I have a pandas dataframe that looks like this:
index | p1 | a1 | phase | file_number | e1 |
---|---|---|---|---|---|
388 | 19.288 | 21.630 | 0.0 | 0 | 0.0 |
389 | 40.910 | 71.489 | 1.0 | 0 | 0.0 |
390 | 31.310 | 43.952 | 2.0 | 0 | 0.0 |
391 | 28.420 | 30.250 | 3.0 | 0 | 0.0 |
392 | 17.940 | 22.000 | 0.0 | 1 | 0.0 |
393 | 38.020 | 68.750 | 1.0 | 1 | 0.0 |
394 | 31.230 | 48.352 | 2.0 | 1 | 1.0 |
395 | 26.902 | 29.880 | 3.0 | 1 | 0.0 |
We can create it using this code
d = {'p1': {388: 19.288,389: 40.91,390: 31.31,391: 28.42,392: 17.94,393: 38.02,394: 31.23,395: 26.902},
'a1': {388: 21.63,389: 71.489,390: 43.952,391: 30.25,392: 22.0,393: 68.75,394: 48.352,395: 29.88},
'phase': {388: 0.0,389: 1.0,390: 2.0,391: 3.0,392: 0.0,393: 1.0,394: 2.0,395: 3.0},
'file_number': {388: 0, 389: 0, 390: 0, 391: 0, 392: 1, 393: 1, 394: 1, 395: 1},
'e1': {388: 0.0,389: 0.0,390: 0.0,391: 0.0,392: 0.0,393: 1.0,394: 0.0,395: 0.0}}
df = pd.DataFrame(d)
For I want to transform this dataframe, so I have 1 row for every file_number.

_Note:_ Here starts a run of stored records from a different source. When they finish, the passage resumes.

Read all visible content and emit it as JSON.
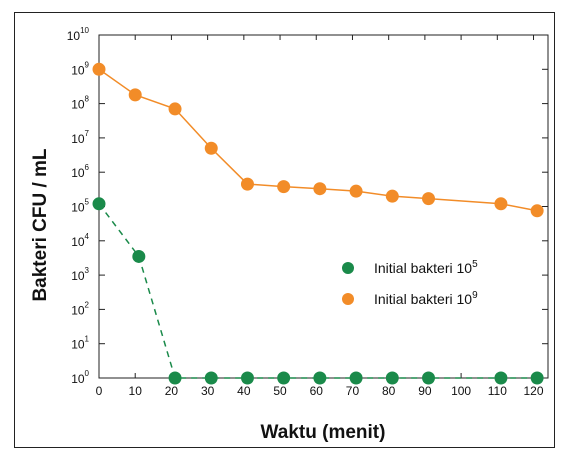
{
  "chart_data": {
    "type": "line",
    "xlabel": "Waktu (menit)",
    "ylabel": "Bakteri CFU / mL",
    "xlim": [
      0,
      120
    ],
    "ylim_log10": [
      0,
      10
    ],
    "yscale": "log",
    "x_ticks": [
      0,
      10,
      20,
      30,
      40,
      50,
      60,
      70,
      80,
      90,
      100,
      110,
      120
    ],
    "y_ticks": [
      {
        "base": "10",
        "exp": "10"
      },
      {
        "base": "10",
        "exp": "9"
      },
      {
        "base": "10",
        "exp": "8"
      },
      {
        "base": "10",
        "exp": "7"
      },
      {
        "base": "10",
        "exp": "6"
      },
      {
        "base": "10",
        "exp": "5"
      },
      {
        "base": "10",
        "exp": "4"
      },
      {
        "base": "10",
        "exp": "3"
      },
      {
        "base": "10",
        "exp": "2"
      },
      {
        "base": "10",
        "exp": "1"
      },
      {
        "base": "10",
        "exp": "0"
      }
    ],
    "series": [
      {
        "name": "Initial bakteri 10^9",
        "color": "#f28c28",
        "x": [
          0,
          10,
          21,
          31,
          41,
          51,
          61,
          71,
          81,
          91,
          111,
          121
        ],
        "y": [
          1000000000,
          180000000,
          70000000,
          5000000,
          450000,
          380000,
          330000,
          280000,
          200000,
          170000,
          120000,
          75000
        ]
      },
      {
        "name": "Initial bakteri 10^5",
        "color": "#1a8a4a",
        "x": [
          0,
          11,
          21,
          31,
          41,
          51,
          61,
          71,
          81,
          91,
          111,
          121
        ],
        "y": [
          120000,
          3500,
          1,
          1,
          1,
          1,
          1,
          1,
          1,
          1,
          1,
          1
        ]
      }
    ],
    "legend": [
      {
        "label": "Initial bakteri 10",
        "sup": "5",
        "color": "#1a8a4a"
      },
      {
        "label": "Initial bakteri 10",
        "sup": "9",
        "color": "#f28c28"
      }
    ],
    "legend_placement": "center-right",
    "grid": false
  }
}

And transform it with respect to phase - basically collapse many rows into one for each file_number. Phase number will always be 0, 1, 2, 3. Final table should look like this:
p1_0 | p1_1 | p1_2 | p1_3 | a1_0 | p1_1 | a1_2 | a1_3 | e1_0 | e1_1 | e1_2 | e1_3 |
---|---|---|---|---|---|---|---|---|---|---|---|
19.288 | 40.910 | 31.310 | 28.420 | 21.630 | 71.489 | 43.952 | 30.250 | 0 | 0 | 0 | 0 |
17.940 | 38.020 | 31.230 | 26.902 | 22.000 | 68.750 | 48.352 | 29.880 | 0 | 0 | 1 | 0 |
Where suffix means p1_phase, a1_phase and so on.
I want to make it as fast as possible. Since my data is very large, I'd rather avoid looping.